Source URL: https://simonwillison.net/2025/Jul/21/gemini-imo/#atom-everything
Source: Simon Willison’s Weblog
Title: Advanced version of Gemini with Deep Think officially achieves gold-medal standard at the International Mathematical Olympiad
Feedly Summary: Advanced version of Gemini with Deep Think officially achieves gold-medal standard at the International Mathematical Olympiad
OpenAI beat them to the punch in terms of publicity by publishing their results on Saturday, but a team from Google Gemini achieved an equally impressive result on this year’s International Mathematics Olympiad scoring a gold medal performance with their custom research model.
(I saw an unconfirmed rumor that the Gemini team had to wait until Monday for approval from Google PR.)
It’s interesting that Gemini achieved the exact same score as OpenAI, 35/42, and were able to solve the same set of questions – 1 through 5, failing only to answer 6, which is designed to be the hardest question.
Each question is worth seven points, so 35/42 cents corresponds to full marks on five out of the six problems.
Only 6 of the 630 human contestants this year scored all 7 points for question 6 this year, and just 55 more had greater than 0 points for that question.
OpenAI claimed their model had not been optimized for IMO questions. Gemini’s model was different – emphasis mine:
We achieved this year’s result using an advanced version of Gemini Deep Think – an enhanced reasoning mode for complex problems that incorporates some of our latest research techniques, including parallel thinking. This setup enables the model to simultaneously explore and combine multiple possible solutions before giving a final answer, rather than pursuing a single, linear chain of thought.
To make the most of the reasoning capabilities of Deep Think, we additionally trained this version of Gemini on novel reinforcement learning techniques that can leverage more multi-step reasoning, problem-solving and theorem-proving data. We also provided Gemini with access to a curated corpus of high-quality solutions to mathematics problems, and added some general hints and tips on how to approach IMO problems to its instructions.
The Gemini team, like the OpenAI team, achieved this result with no tool use or internet access for the model.
Gemini’s solutions are listed in this PDF. If you are mathematically inclined you can compare them with OpenAI’s solutions on GitHub.

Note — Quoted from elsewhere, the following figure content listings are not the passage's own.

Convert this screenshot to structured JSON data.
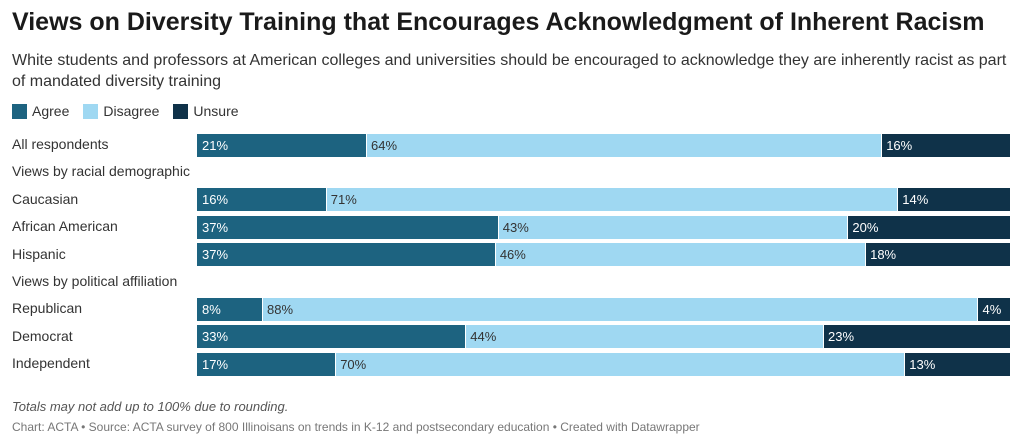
{
  "title": "Views on Diversity Training that Encourages Acknowledgment of Inherent Racism",
  "subtitle": "White students and professors at American colleges and universities should be encouraged to acknowledge they are inherently racist as part of mandated diversity training",
  "note": "Totals may not add up to 100% due to rounding.",
  "footer": "Chart: ACTA • Source: ACTA survey of 800 Illinoisans on trends in K-12 and postsecondary education • Created with Datawrapper",
  "colors": {
    "agree": "#1d6380",
    "disagree": "#9fd8f2",
    "unsure": "#0f3249"
  },
  "chart_data": {
    "type": "bar",
    "orientation": "horizontal",
    "stacked": true,
    "legend": [
      "Agree",
      "Disagree",
      "Unsure"
    ],
    "legend_position": "top-left",
    "xlim": [
      0,
      100
    ],
    "rows": [
      {
        "label": "All respondents",
        "values": [
          21,
          64,
          16
        ],
        "labels": [
          "21%",
          "64%",
          "16%"
        ]
      },
      {
        "label": "Views by racial demographic",
        "heading": true
      },
      {
        "label": "Caucasian",
        "values": [
          16,
          71,
          14
        ],
        "labels": [
          "16%",
          "71%",
          "14%"
        ]
      },
      {
        "label": "African American",
        "values": [
          37,
          43,
          20
        ],
        "labels": [
          "37%",
          "43%",
          "20%"
        ]
      },
      {
        "label": "Hispanic",
        "values": [
          37,
          46,
          18
        ],
        "labels": [
          "37%",
          "46%",
          "18%"
        ]
      },
      {
        "label": "Views by political affiliation",
        "heading": true
      },
      {
        "label": "Republican",
        "values": [
          8,
          88,
          4
        ],
        "labels": [
          "8%",
          "88%",
          "4%"
        ]
      },
      {
        "label": "Democrat",
        "values": [
          33,
          44,
          23
        ],
        "labels": [
          "33%",
          "44%",
          "23%"
        ]
      },
      {
        "label": "Independent",
        "values": [
          17,
          70,
          13
        ],
        "labels": [
          "17%",
          "70%",
          "13%"
        ]
      }
    ]
  }
}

Last year Google DeepMind achieved a silver medal in IMO, solving four of the six problems using custom models called AlphaProof and AlphaGeometry 2:
First, the problems were manually translated into formal mathematical language for our systems to understand. In the official competition, students submit answers in two sessions of 4.5 hours each. Our systems solved one problem within minutes and took up to three days to solve the others.

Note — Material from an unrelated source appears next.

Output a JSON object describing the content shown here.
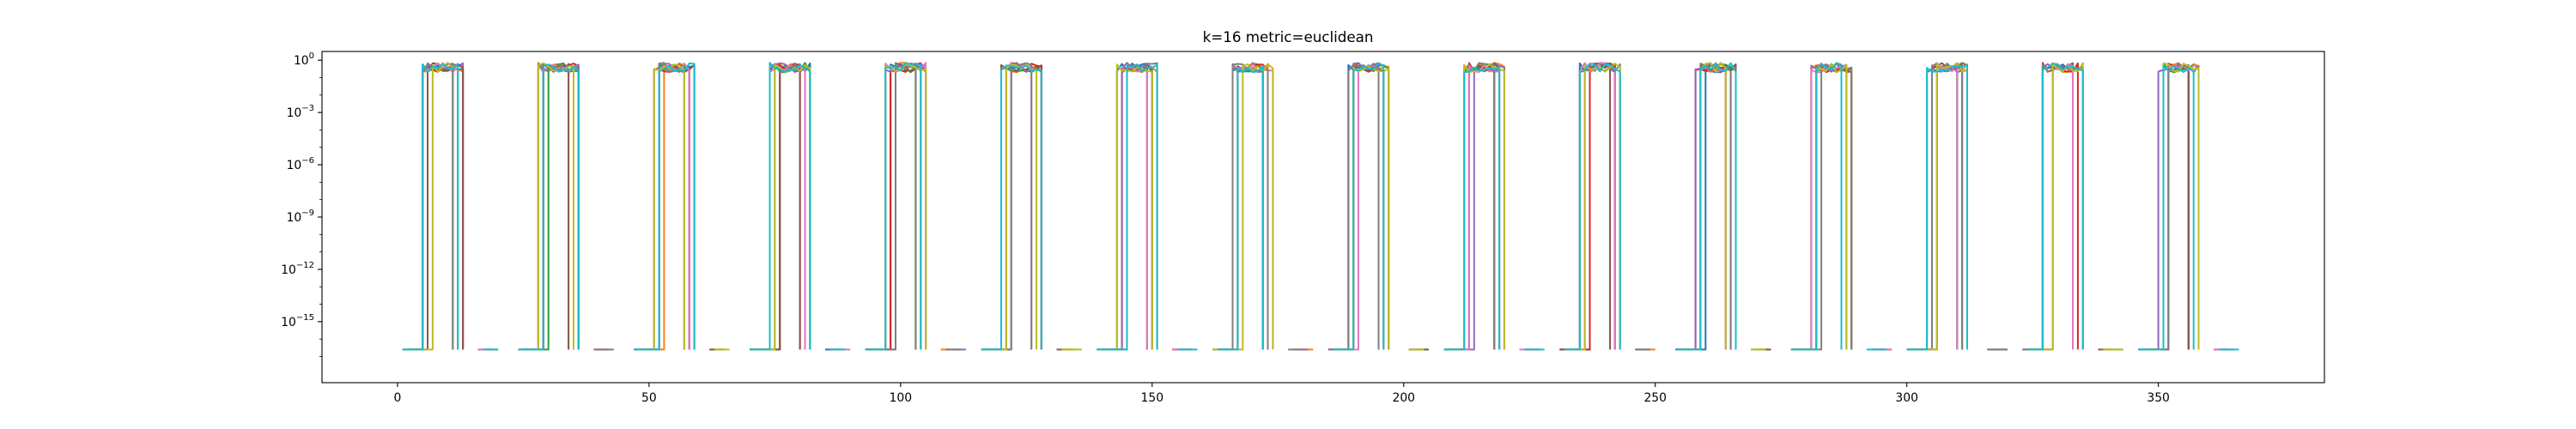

This year’s result, scoring gold with a single model, within the allotted time and with no manual step to translate the problems first, is much more impressive.
Via Hacker News
Tags: mathematics, ai, openai, generative-ai, llms, gemini, llm-reasoning
AI Summary and Description: Yes
Summary: The text highlights Google Gemini’s impressive performance at the International Mathematical Olympiad, achieving a gold medal status. It emphasizes advancements in AI reasoning capabilities, specifically through the use of a refined model called Gemini Deep Think, which utilizes novel techniques for handling complex mathematical problems without internet access.
Detailed Description: The article presents a noteworthy milestone in AI development, particularly in the context of mathematical reasoning and problem-solving.
– Google Gemini achieved a gold medal in the International Mathematics Olympiad (IMO), matching OpenAI’s earlier publicity by scoring 35 out of 42 points.
– The success of Gemini involved an advanced version known as Gemini Deep Think, emphasizing enhancements in its reasoning capabilities, particularly:
– Integration of parallel thinking to explore multiple solutions simultaneously.
– Usage of advanced reinforcement learning techniques to improve multi-step reasoning and problem-solving capabilities.
– The model was trained with a particularly high-quality dataset that focused on previous solutions to mathematics-related problems, alongside curated hints to tackle IMO questions.
– Both Gemini and OpenAI’s models performed without any external tool usage or internet access, highlighting their capabilities in isolation.
– The article contrasts the 2023 results with last year’s performance of Google DeepMind, which achieved silver without the same level of automation or sophistication.
– It concludes that the no-manual-translation approach and the single-model use in this year’s contest demonstrates significant progress in AI’s ability to tackle complex problems effectively.
This information is crucial for professionals in AI, as it illustrates the evolving capabilities of generative AI and large language models in handling specialized tasks, underlining emergent trends in AI reasoning and potential applications in educational and competitive environments.